How about 900 toilets? The 747 made possible Japan’s just-in-time parts delivery that made parts warehouses obsolete. The plane helped create new economies such as the worldwide same-day delivery of Dutch tulips or Valentine roses from Chile. The concept of same-day delivery gave birth to FedEx and turned UPS from a ground carrier to a multimodal delivery service.

Things don’t fear flying, but people sometimes do. Boeing said the 747 could carry as many as 600 passengers in a single class, but no one tried that configuration, likely for fear of an accident too dreadful to contemplate or impossible conditions at the baggage carousel. The Japanese briefly flew 400-seat 747s on commuter runs in Japan, but these  proved uneconomical for a plane designed for long distance flight. Typically 747s are configured for around 350 passengers in two cabin classes. 

Safety through redundancy is another hallmark of the 747. Every flight system has a backup; some have triple backups. Of the 1,500-plus 747s produced since the mid 1960s 430 are still flying with an accumulation of 35,000 years of flight. Airplanes make money when flying, and they cost money on the ground, so passenger and freight carriers typically try to keep their planes flying 24/7, which explains the many flight years of the 55-year-old 747.

Recently fear of flying that had been of little concern (commercial aviation remains statistically the safest form of transport). But that fear struck Boeing’s 737 MAX following two fatal crashes in 2019. But once the modified MAX was cleared for flying, people quickly returned to flying – despite complaints about airport security, the lack of on-board food, and crowded cabins. Moreover, passengers who have long since accepted the overall safety of flying and lost interest in the make and model of airplanes that were all-too-much alike. Surveys show fewer than 10 percent of passengers have any idea of the type of plane they are in.
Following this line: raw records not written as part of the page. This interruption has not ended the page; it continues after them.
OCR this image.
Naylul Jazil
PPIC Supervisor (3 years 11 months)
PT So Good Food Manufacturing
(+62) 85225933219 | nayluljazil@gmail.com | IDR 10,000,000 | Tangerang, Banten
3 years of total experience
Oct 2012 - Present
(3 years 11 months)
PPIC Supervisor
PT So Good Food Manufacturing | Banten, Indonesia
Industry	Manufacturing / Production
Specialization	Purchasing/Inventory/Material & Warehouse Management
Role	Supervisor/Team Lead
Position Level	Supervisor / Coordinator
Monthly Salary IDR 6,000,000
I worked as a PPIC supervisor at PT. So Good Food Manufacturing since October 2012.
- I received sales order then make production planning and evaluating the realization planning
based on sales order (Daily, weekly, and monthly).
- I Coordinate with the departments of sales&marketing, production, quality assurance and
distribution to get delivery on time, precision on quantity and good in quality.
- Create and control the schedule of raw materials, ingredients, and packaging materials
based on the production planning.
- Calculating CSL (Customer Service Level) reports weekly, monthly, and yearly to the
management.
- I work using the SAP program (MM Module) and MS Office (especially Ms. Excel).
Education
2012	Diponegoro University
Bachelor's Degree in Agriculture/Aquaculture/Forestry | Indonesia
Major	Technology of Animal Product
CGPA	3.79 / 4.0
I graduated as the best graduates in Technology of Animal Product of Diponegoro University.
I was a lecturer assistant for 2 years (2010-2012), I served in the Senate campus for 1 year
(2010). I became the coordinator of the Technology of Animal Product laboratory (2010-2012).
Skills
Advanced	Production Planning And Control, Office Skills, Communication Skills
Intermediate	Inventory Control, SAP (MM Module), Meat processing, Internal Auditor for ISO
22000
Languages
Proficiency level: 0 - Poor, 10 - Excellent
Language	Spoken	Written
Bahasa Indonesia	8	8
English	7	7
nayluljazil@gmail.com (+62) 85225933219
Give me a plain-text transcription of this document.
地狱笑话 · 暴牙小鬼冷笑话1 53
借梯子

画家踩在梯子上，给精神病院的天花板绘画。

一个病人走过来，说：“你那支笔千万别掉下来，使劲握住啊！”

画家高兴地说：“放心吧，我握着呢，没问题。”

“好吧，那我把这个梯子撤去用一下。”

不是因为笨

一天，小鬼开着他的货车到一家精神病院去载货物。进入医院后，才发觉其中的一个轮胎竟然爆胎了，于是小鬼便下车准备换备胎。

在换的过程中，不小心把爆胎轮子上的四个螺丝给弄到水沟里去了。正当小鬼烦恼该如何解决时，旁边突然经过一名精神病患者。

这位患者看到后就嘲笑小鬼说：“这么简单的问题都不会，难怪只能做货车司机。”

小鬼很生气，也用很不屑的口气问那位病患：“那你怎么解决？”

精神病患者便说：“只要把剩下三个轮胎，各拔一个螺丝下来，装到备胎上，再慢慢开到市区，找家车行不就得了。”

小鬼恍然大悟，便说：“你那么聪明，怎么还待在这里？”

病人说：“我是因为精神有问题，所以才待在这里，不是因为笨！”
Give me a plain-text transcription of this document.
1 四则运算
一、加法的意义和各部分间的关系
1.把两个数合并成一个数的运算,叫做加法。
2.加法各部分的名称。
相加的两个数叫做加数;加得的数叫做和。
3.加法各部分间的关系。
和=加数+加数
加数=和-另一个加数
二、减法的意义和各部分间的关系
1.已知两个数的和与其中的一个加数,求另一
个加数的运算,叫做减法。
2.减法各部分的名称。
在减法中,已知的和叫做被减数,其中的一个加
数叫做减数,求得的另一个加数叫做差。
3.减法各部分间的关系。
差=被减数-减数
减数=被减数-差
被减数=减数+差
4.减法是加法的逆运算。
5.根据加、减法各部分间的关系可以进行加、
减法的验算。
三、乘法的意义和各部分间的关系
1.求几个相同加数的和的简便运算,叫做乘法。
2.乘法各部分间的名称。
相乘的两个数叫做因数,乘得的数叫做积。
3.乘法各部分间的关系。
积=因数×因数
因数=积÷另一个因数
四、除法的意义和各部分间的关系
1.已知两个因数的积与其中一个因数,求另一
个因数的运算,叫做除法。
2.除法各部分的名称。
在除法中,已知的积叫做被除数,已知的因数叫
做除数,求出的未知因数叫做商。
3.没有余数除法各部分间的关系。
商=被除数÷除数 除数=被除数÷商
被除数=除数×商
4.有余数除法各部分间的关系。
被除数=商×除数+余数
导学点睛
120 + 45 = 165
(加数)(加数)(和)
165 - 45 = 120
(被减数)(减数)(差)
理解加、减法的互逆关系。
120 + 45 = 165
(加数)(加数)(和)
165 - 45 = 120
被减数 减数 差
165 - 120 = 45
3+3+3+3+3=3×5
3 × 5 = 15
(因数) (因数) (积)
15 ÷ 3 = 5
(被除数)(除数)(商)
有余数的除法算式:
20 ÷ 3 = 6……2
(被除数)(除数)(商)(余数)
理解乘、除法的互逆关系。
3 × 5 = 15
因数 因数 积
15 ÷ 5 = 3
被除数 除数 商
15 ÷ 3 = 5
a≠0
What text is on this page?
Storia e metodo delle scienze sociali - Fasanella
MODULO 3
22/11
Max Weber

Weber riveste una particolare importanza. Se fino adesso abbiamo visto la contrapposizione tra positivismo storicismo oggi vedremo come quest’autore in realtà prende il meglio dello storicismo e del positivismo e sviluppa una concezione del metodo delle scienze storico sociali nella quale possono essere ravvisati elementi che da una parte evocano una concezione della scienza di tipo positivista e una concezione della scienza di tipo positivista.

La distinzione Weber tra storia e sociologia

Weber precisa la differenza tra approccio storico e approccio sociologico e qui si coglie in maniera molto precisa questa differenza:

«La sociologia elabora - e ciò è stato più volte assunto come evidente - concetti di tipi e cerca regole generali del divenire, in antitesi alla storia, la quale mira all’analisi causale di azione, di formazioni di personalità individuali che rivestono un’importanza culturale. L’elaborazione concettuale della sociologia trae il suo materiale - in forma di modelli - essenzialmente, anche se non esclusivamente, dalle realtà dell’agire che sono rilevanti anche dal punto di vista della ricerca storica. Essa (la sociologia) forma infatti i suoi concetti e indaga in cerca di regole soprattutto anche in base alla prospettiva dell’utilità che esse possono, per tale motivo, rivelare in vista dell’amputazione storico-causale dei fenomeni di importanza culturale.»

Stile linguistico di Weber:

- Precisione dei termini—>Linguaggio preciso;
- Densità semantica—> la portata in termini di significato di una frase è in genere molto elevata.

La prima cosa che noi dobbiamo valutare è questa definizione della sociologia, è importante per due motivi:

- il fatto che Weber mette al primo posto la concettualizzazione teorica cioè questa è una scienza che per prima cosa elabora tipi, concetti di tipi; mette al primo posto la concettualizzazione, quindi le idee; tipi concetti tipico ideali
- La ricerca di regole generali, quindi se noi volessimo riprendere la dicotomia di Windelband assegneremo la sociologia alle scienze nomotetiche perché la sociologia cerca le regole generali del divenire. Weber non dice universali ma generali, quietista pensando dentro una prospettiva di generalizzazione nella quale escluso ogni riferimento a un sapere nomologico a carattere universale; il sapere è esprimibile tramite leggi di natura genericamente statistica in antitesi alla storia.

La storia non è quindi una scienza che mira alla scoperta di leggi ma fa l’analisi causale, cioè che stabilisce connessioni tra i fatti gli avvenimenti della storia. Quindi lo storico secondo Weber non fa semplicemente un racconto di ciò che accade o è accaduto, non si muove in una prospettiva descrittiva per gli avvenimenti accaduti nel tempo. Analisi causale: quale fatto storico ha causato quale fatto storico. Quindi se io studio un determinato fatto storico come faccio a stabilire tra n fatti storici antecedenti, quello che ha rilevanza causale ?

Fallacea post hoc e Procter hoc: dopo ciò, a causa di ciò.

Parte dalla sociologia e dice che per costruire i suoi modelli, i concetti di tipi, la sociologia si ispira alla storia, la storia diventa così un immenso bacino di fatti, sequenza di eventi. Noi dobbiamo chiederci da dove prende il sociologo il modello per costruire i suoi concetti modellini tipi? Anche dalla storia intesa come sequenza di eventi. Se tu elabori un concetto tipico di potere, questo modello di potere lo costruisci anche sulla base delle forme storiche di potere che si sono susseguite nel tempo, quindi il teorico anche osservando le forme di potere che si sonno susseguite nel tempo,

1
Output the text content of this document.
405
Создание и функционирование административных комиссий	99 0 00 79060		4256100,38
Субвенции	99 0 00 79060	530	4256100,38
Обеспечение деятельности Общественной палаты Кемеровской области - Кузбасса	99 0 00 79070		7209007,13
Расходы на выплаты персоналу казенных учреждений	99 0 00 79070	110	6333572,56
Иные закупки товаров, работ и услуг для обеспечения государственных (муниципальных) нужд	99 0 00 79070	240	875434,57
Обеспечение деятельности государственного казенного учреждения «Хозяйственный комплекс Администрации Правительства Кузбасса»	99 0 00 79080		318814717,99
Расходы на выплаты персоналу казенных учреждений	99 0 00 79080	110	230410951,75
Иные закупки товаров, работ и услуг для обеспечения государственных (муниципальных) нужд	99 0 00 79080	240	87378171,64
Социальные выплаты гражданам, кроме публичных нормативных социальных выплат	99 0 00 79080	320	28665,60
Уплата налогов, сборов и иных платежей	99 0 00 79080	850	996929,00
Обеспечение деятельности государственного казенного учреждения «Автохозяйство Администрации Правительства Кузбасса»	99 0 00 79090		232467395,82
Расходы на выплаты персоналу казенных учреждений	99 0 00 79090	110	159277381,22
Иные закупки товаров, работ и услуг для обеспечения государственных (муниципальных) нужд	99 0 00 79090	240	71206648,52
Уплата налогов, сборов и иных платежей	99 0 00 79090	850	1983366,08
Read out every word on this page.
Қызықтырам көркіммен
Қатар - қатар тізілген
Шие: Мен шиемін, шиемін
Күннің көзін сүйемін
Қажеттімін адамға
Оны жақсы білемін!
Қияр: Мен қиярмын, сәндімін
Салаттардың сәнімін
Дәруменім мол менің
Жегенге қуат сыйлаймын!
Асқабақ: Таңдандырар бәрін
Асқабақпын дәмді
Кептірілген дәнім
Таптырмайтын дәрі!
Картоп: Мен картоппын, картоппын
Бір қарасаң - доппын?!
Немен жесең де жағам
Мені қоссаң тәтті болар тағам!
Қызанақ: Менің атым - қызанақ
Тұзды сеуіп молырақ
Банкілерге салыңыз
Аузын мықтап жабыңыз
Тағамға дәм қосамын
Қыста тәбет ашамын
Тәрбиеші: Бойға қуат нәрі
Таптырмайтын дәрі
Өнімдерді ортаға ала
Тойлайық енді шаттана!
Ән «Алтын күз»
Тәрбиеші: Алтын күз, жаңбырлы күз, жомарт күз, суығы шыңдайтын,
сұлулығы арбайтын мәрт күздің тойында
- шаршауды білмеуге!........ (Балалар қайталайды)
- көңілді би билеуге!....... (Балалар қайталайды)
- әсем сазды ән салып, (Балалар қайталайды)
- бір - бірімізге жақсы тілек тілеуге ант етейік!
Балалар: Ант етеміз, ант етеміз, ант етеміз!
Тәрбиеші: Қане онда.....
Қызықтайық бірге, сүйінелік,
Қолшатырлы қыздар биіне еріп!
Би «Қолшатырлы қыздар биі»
And was it fun flying a 747? One aviation writer remembers flying a delivery flight of a freighter version of the 747 to Asia with a bunch of his British colleagues. There was a small seating area at the front of the aircraft, and empty space behind for freight. Lots of empty space.  Being proper British lads, they scraped up a cricket bat and a few balls and played cricket on the highest pitch nearly 40,000 feet above the Pacific. Another colleague remembers a flight when she and her aviation-writer colleagues returned from Tokyo to the UK on an inaugural 747 run for British Air. One of their number had found a new Japanese form of entertainment: Karaoke and bought a portable Karaoke player. That bunch sang their way across the pole all the way home.

Apropos, because of the 747’s range of 8,000-plus miles, when the passenger versions were being developed Boeing also pioneered purpose-built entertainment systems to while away the capability of 12-hour nonstop flights. In the early days that meant large projection screens and no-choice films. Technological progress led to today’s flying entertainment that qualifies often as 500 choices and nothing to watch.

The ceremony that marked the last delivery was a personal event to most who sat in the vast Everett hangar because they had built the plane. But it was not really a farewell. The latest version 747-8 had a champion in Carsten Spohr, CEO of Lufthansa, who spoke eloquently of his first experience as a child passenger. He didn’t realize that he was then on board an odd-looking squat hybrid passenger-and-freight version of the 747 designed for the Australian and Johannesburg markets – one that required longer flights and more fuel.  It converted a young German destined to head Lufthansa and into a fan who ordered Boeing planes by the dozens.

The latest version with the longest range and highest payload of any of the 747s never sold well, but Spohr still has a few in service. Spohr pointed out, as did others, that no one predicts when the last 747 will stop flying. The best guesses were that the world’s largest freighter may be around in 2050 for a different kind of ceremony.

Peter Herford
Peter Herford
The Seattle-based author has many years of experience in national broadcast news, including years teaching journalism in mainland China.

3 COMMENTS

  1. I remember well when in 1967, as a not yet dry-behind-the-ears junior auditor, I proofread the “red herring” prospectus for a bond issue to finance the completion of the exotic 747. Its list of financial risk factors was long and imaginative.
    And I remember my flights in 1970 -71 between Brussels and JFK on board Sabena’s first 747. With few passengers it felt almost like having a private aircraft for my use. Thinking, this plane will never become a financial success. And yet …
    Successful capitalism at work.

  2. Thank you so much for this! I fondly remember my first flight aboard a 747 Pan Am from Seattle to London in 1979. It was my first flight, ever…. People still dressed up to fly and I felt glam with my matching vinyl luggage from Sears. I wasn’t old enough to drink, but the obliging flight attendant happily poured a glass of free cheap wine. The plane was packed, but the courtesy of the passengers, the roomier seats, the free wine, even the cigarette smoke, all made it such an unforgettable experience. I know there is no going back to those glory days, but remembering them is such fun.